Do you know much about the joint prosecution and joint defense privileges?” Paradox asked Ethox.
“A bit,” Ethox assured Paradox. “What seems to be your problem?”
“Our client ACME has identified a potential defect with its rocket sleds,” Paradox said. “It concerns how the axles connect to the sled. ACME would like to share this information with the axle manufacturer but is worried that a plaintiff in a future lawsuit may obtain the communications. Senior Partner suggested that I speak with you and see if I might be able to protect the communications under the joint defense privilege.”
“You are raising a good question,” Ethox responded. “One that might not have an easy answer. The key to understanding the ‘joint prosecution privilege’ (for plaintiffs) or ‘joint defense privilege’ (for defendants)—or what is also sometimes and better described as the ‘common interest privilege’ since most jurisdictions allow it to apply even outside the litigation context—is to recognize that this privilege is really just an extension of the attorney-client privilege. It allows communications to remain privileged when shared among persons and their lawyers, as long as each person present shares a ‘common interest.’

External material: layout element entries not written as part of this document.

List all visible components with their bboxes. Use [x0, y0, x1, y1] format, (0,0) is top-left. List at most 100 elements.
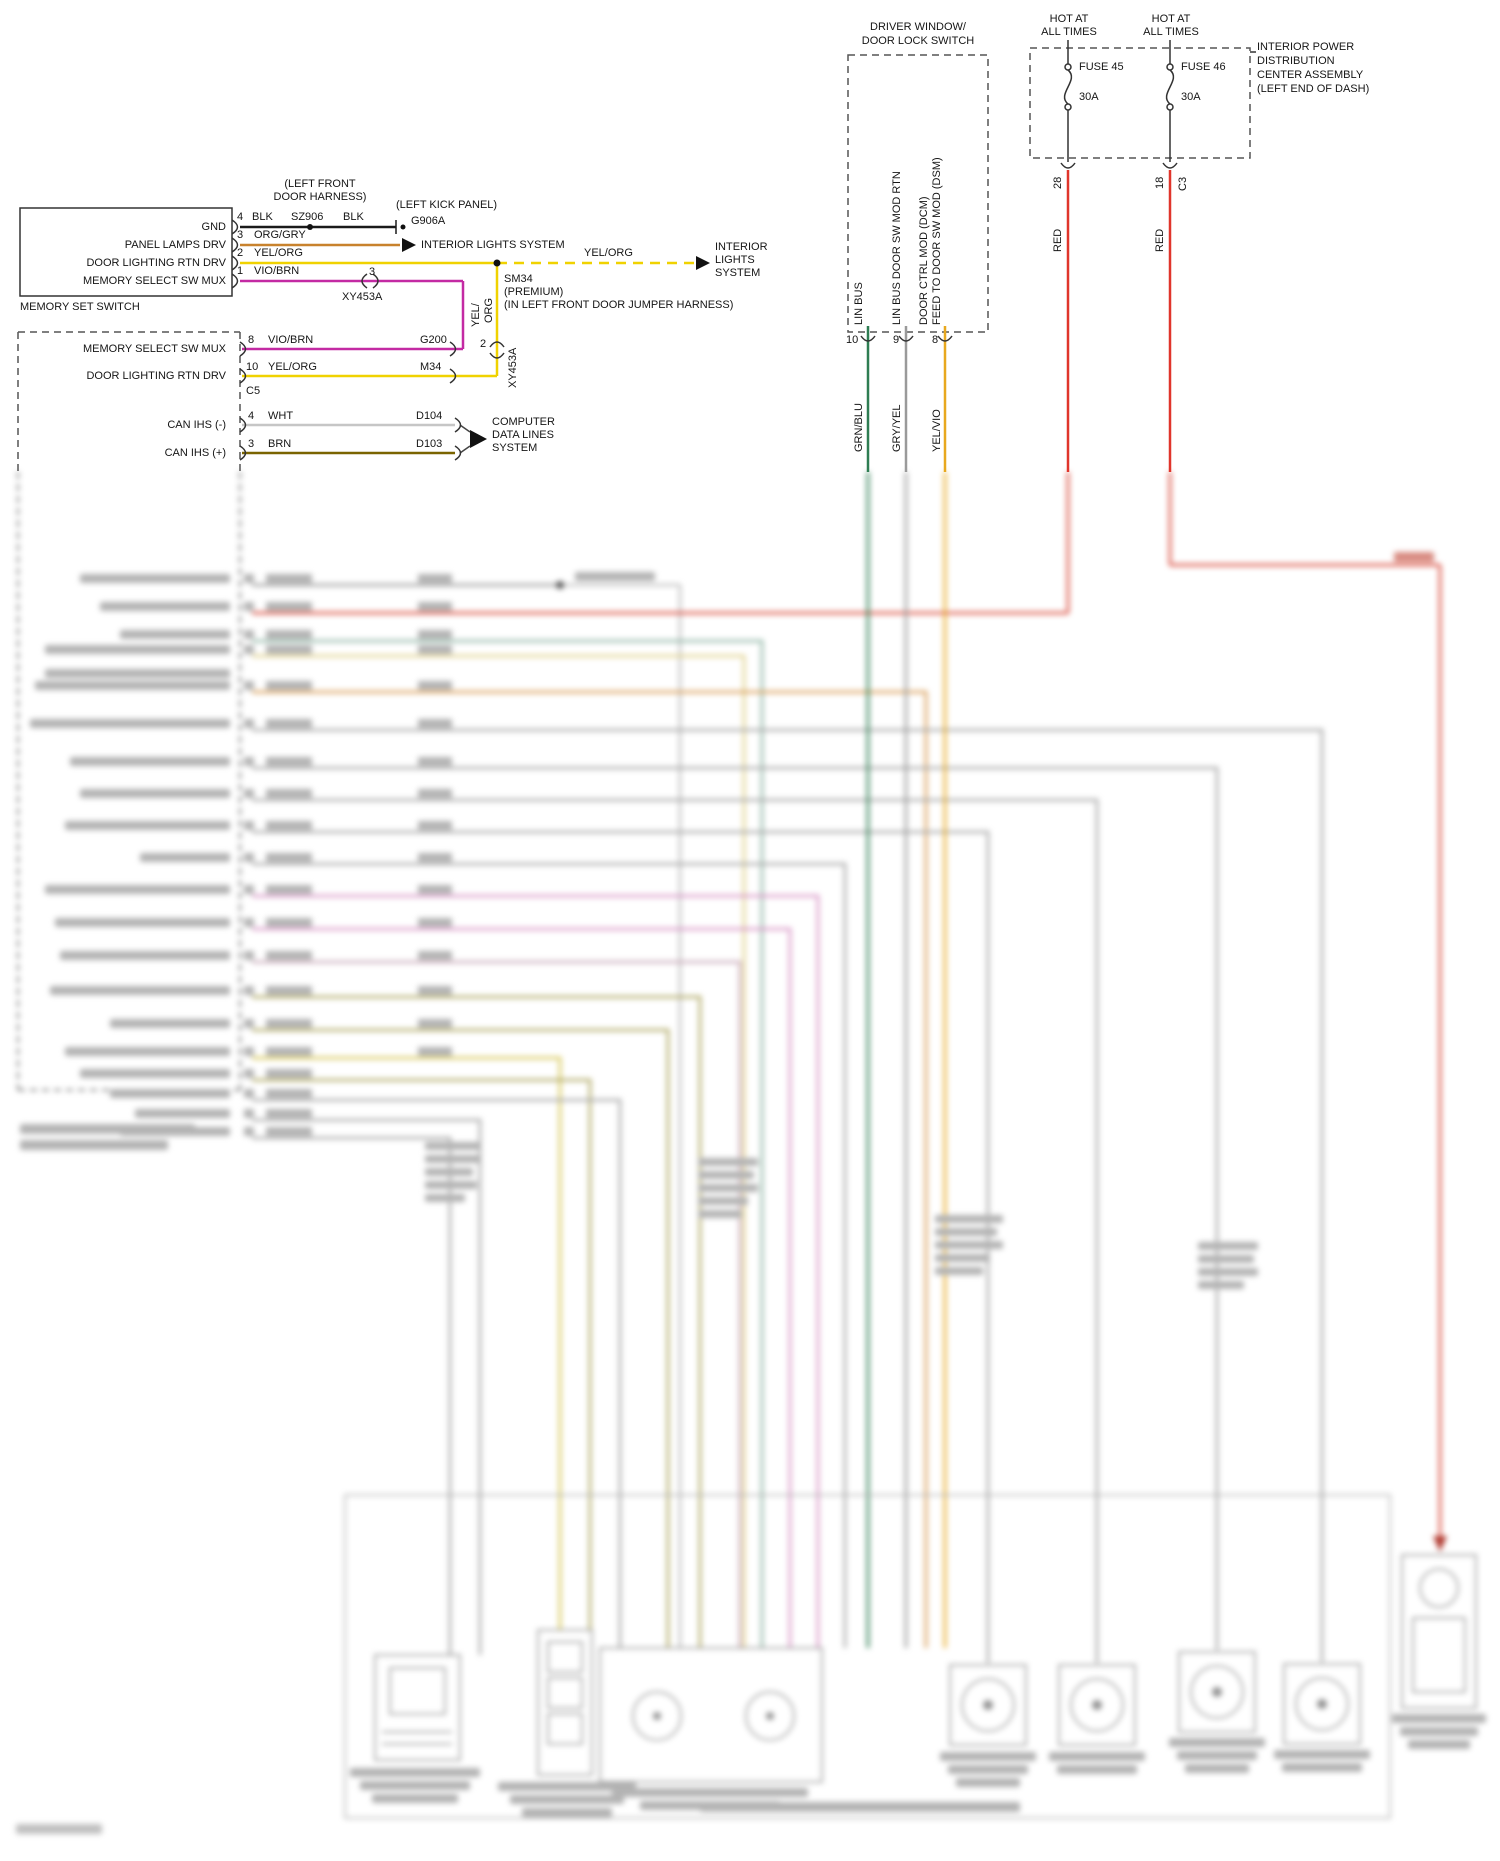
wire-color-label: ORG/GRY — [254, 229, 306, 241]
wire-color-label: YEL/ORG — [584, 247, 633, 259]
driver-door-module-box — [17, 331, 241, 472]
door-switch-title-line2: DOOR LOCK SWITCH — [861, 35, 975, 47]
module-pin-label: CAN IHS (-) — [167, 419, 226, 431]
module-pin-label: MEMORY SELECT SW MUX — [82, 343, 226, 355]
connector-label-xy453a: XY453A — [342, 291, 383, 303]
connector-arcs — [231, 51, 1256, 461]
wire-color-label-vertical: ORG — [483, 297, 495, 323]
all-times-label: ALL TIMES — [1143, 26, 1199, 38]
hot-at-label: HOT AT — [1151, 13, 1191, 25]
splice-dot-sz906 — [307, 224, 313, 230]
fuse-46-symbol — [1165, 40, 1175, 162]
pin-number: 2 — [237, 247, 244, 259]
wire-color-label: WHT — [268, 410, 294, 422]
wire-red — [1066, 170, 1172, 472]
module-pin-label: DOOR LIGHTING RTN DRV — [86, 370, 226, 382]
fuse-45-rating: 30A — [1079, 91, 1099, 103]
splice-dot-sm34 — [493, 259, 501, 267]
fuse-45-symbol — [1063, 40, 1073, 162]
wire-color-label: VIO/BRN — [254, 265, 300, 277]
power-center-box — [1029, 47, 1251, 159]
wire-yel-org — [240, 261, 694, 378]
wire-color-label-vertical: GRY/YEL — [891, 404, 903, 453]
pin-number: 4 — [248, 410, 255, 422]
switch-signal-label-vertical: DOOR CTRL MOD (DCM) — [918, 196, 930, 325]
power-center-name: INTERIOR POWER — [1257, 41, 1355, 53]
arrow-interior-lights-2 — [696, 256, 710, 270]
switch-signal-label-vertical: LIN BUS — [853, 282, 865, 325]
circuit-code: D103 — [416, 438, 443, 450]
pin-number: 4 — [237, 211, 244, 223]
connector-pin-number: 2 — [480, 338, 487, 350]
pin-number: 8 — [248, 334, 255, 346]
computer-data-lines-stack: SYSTEM — [492, 442, 538, 454]
pin-number: 10 — [246, 361, 259, 373]
pin-number: 10 — [846, 334, 859, 346]
memory-set-switch-box — [19, 207, 233, 297]
ground-dot-g906a — [400, 224, 406, 230]
module-pin-label: CAN IHS (+) — [164, 447, 226, 459]
wire-color-label: BRN — [268, 438, 292, 450]
wire-color-label: BLK — [252, 211, 273, 223]
switch-pin-label: GND — [201, 221, 226, 233]
wire-color-label-vertical: YEL/VIO — [931, 409, 943, 452]
interior-lights-system-label: INTERIOR LIGHTS SYSTEM — [421, 239, 565, 251]
door-switch-box — [847, 54, 989, 333]
door-switch-title-line1: DRIVER WINDOW/ — [870, 21, 966, 33]
wire-color-label-vertical: GRN/BLU — [853, 403, 865, 452]
switch-signal-label-vertical: LIN BUS DOOR SW MOD RTN — [891, 171, 903, 325]
all-times-label: ALL TIMES — [1041, 26, 1097, 38]
wire-color-label-vertical: RED — [1052, 228, 1064, 252]
pin-number-vertical: 18 — [1154, 176, 1166, 189]
power-center-name: CENTER ASSEMBLY — [1257, 69, 1364, 81]
connector-label-c3: C3 — [1177, 176, 1189, 191]
pin-number-vertical: 28 — [1052, 176, 1064, 189]
fuse-46-rating: 30A — [1181, 91, 1201, 103]
splice-label-sm34: SM34 — [504, 273, 533, 285]
pin-number: 8 — [932, 334, 939, 346]
power-center-location: (LEFT END OF DASH) — [1257, 83, 1370, 95]
interior-lights-system-stack: INTERIOR — [715, 241, 768, 253]
switch-pin-label: DOOR LIGHTING RTN DRV — [86, 257, 226, 269]
fuse-46-label: FUSE 46 — [1181, 61, 1226, 73]
arrow-interior-lights-1 — [402, 238, 416, 252]
connector-label-c5: C5 — [246, 385, 261, 397]
splice-label-sz906: SZ906 — [291, 211, 324, 223]
pin-number: 1 — [237, 265, 244, 277]
hot-at-label: HOT AT — [1049, 13, 1089, 25]
connector-label-xy453a-vertical: XY453A — [507, 347, 519, 388]
splice-location-note: (IN LEFT FRONT DOOR JUMPER HARNESS) — [504, 299, 734, 311]
connector-pin-number: 3 — [369, 266, 376, 278]
wire-color-label-vertical: YEL/ — [470, 303, 482, 327]
switch-pin-label: MEMORY SELECT SW MUX — [82, 275, 226, 287]
computer-data-lines-stack: COMPUTER — [492, 416, 555, 428]
pin-number: 9 — [893, 334, 900, 346]
wire-color-label: VIO/BRN — [268, 334, 314, 346]
can-converge-lines — [459, 424, 471, 454]
wire-color-label-vertical: RED — [1154, 228, 1166, 252]
interior-lights-system-stack: SYSTEM — [715, 267, 761, 279]
harness-note-line2: DOOR HARNESS) — [273, 191, 367, 203]
circuit-code: M34 — [420, 361, 442, 373]
wire-color-label: YEL/ORG — [268, 361, 317, 373]
ground-label-g906a: G906A — [411, 215, 446, 227]
circuit-code: G200 — [420, 334, 447, 346]
pin-number: 3 — [237, 229, 244, 241]
arrow-computer-data-lines — [470, 430, 487, 448]
splice-note: (PREMIUM) — [504, 286, 564, 298]
memory-set-switch-title: MEMORY SET SWITCH — [20, 301, 140, 313]
interior-lights-system-stack: LIGHTS — [715, 254, 755, 266]
wire-vio-brn — [240, 279, 465, 351]
switch-signal-label-vertical: FEED TO DOOR SW MOD (DSM) — [931, 157, 943, 325]
power-center-name: DISTRIBUTION — [1257, 55, 1335, 67]
harness-note-line1: (LEFT FRONT — [284, 178, 356, 190]
pin-number: 3 — [248, 438, 255, 450]
wire-color-label: BLK — [343, 211, 364, 223]
switch-pin-label: PANEL LAMPS DRV — [124, 239, 226, 251]
computer-data-lines-stack: DATA LINES — [492, 429, 554, 441]
wire-blk — [240, 220, 397, 234]
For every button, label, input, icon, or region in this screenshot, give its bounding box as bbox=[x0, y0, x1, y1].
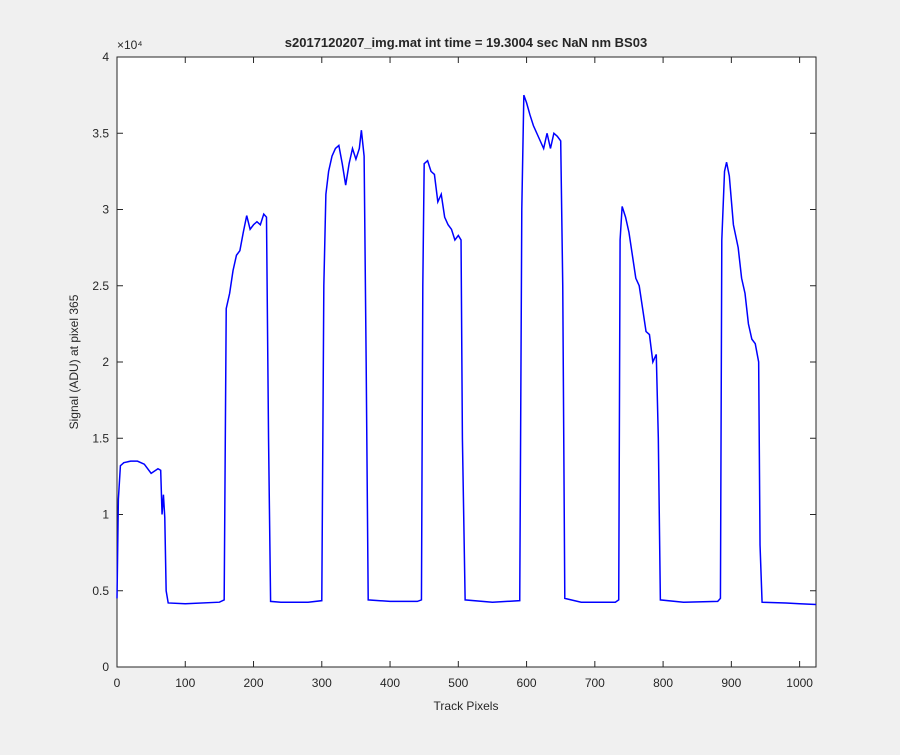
y-tick-label: 3 bbox=[102, 203, 109, 217]
y-tick-label: 0.5 bbox=[92, 584, 109, 598]
x-tick-label: 600 bbox=[517, 676, 537, 690]
y-tick-label: 4 bbox=[102, 50, 109, 64]
x-axis-label: Track Pixels bbox=[434, 699, 499, 713]
y-tick-label: 2.5 bbox=[92, 279, 109, 293]
x-tick-label: 700 bbox=[585, 676, 605, 690]
y-exponent-label: ×10⁴ bbox=[117, 38, 143, 52]
chart-title: s2017120207_img.mat int time = 19.3004 s… bbox=[285, 35, 647, 50]
plot-area bbox=[117, 57, 816, 667]
y-axis-label: Signal (ADU) at pixel 365 bbox=[67, 294, 81, 429]
data-line bbox=[116, 94, 817, 606]
x-tick-label: 0 bbox=[114, 676, 121, 690]
axes-box bbox=[116, 56, 817, 668]
x-tick-label: 100 bbox=[175, 676, 195, 690]
y-tick-label: 2 bbox=[102, 355, 109, 369]
x-tick-label: 300 bbox=[312, 676, 332, 690]
y-tick-label: 1.5 bbox=[92, 431, 109, 445]
x-tick-label: 200 bbox=[244, 676, 264, 690]
x-tick-label: 500 bbox=[448, 676, 468, 690]
y-tick-label: 1 bbox=[102, 508, 109, 522]
x-tick-label: 800 bbox=[653, 676, 673, 690]
x-tick-label: 900 bbox=[721, 676, 741, 690]
x-tick-label: 1000 bbox=[786, 676, 813, 690]
y-tick-label: 0 bbox=[102, 660, 109, 674]
y-tick-label: 3.5 bbox=[92, 126, 109, 140]
x-tick-label: 400 bbox=[380, 676, 400, 690]
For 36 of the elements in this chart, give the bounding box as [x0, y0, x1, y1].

“Sometimes,” Ethox resumed, “it is easiest to think about the ‘common interest privilege’ by considering three evolutions of the attorney-client relationship. The first evolution is very simple. One client engages one lawyer. As you know, the attorney-client privilege then protects confidential consultations between the lawyer and client regarding the representation. The presence of a third party may waive the privilege, if that third party is not reasonably necessary to the lawyer and client’s communications.
“In the second evolution,” Ethox continued, “two clients engage one lawyer to handle a joint representation. This is a ‘joint representation.’ Both clients may be present for confidential legal consultations with that lawyer regarding the joint matter, without waiving the privilege.
“But what if the two clients decide to hire two separate attorneys to handle the joint representation, instead of sharing a lawyer?” Ethox mused. “This is the third evolution, where the common-interest privilege applies.
“Despite hiring separate lawyers, the two clients still have a ‘common interest’ in what in the second evolution was recognized as a ‘joint representation,’” Ethox explained. “Courts therefore allow confidential communications about the legal matter between the two clients and their counsel to remain privileged, as long as the communications relate to the ‘joint’ or ‘common interest.’ The second client is treated as part of the privileged relationship, not as an outsider whose presence waives the attorney-client privilege.”
“That makes sense,” Paradox responded. “So the term ‘common interest’ is really a shorthand referring to a legal matter that could be subject to a joint representation, if the two clients had decided to share an attorney.”
“Precisely,” Ethox encouraged Paradox. “Realize it is possible for two clients to have a ‘common’ or ‘joint’ interest in some issues, and differing interests in other aspects. In a corporate transaction, for example, the buyer and seller of the company are adverse parties. But they may also share a common interest—for example, in trying to obtain regulatory approval of the transaction.”
“Wait,” Paradox interrupted. “Couldn’t one party to a joint representation simply disclose the other’s confidences to the adverse party?”
“No,” Ethox responded. “All parties to the common-interest arrangement must agree to waive the common-interest privilege for an intentional waiver to be effective.”
“That sounds great.” Paradox smiled. “Do we need some type of agreement?”
“No,” Ethox answered, “you do not need a joint-defense or common-interest agreement for the privilege to apply. The privilege will attach without the agreement. But you may want an agreement to memorialize and evidence the arrangement—and to deal with contingencies, in case problems with the relationship arise later.”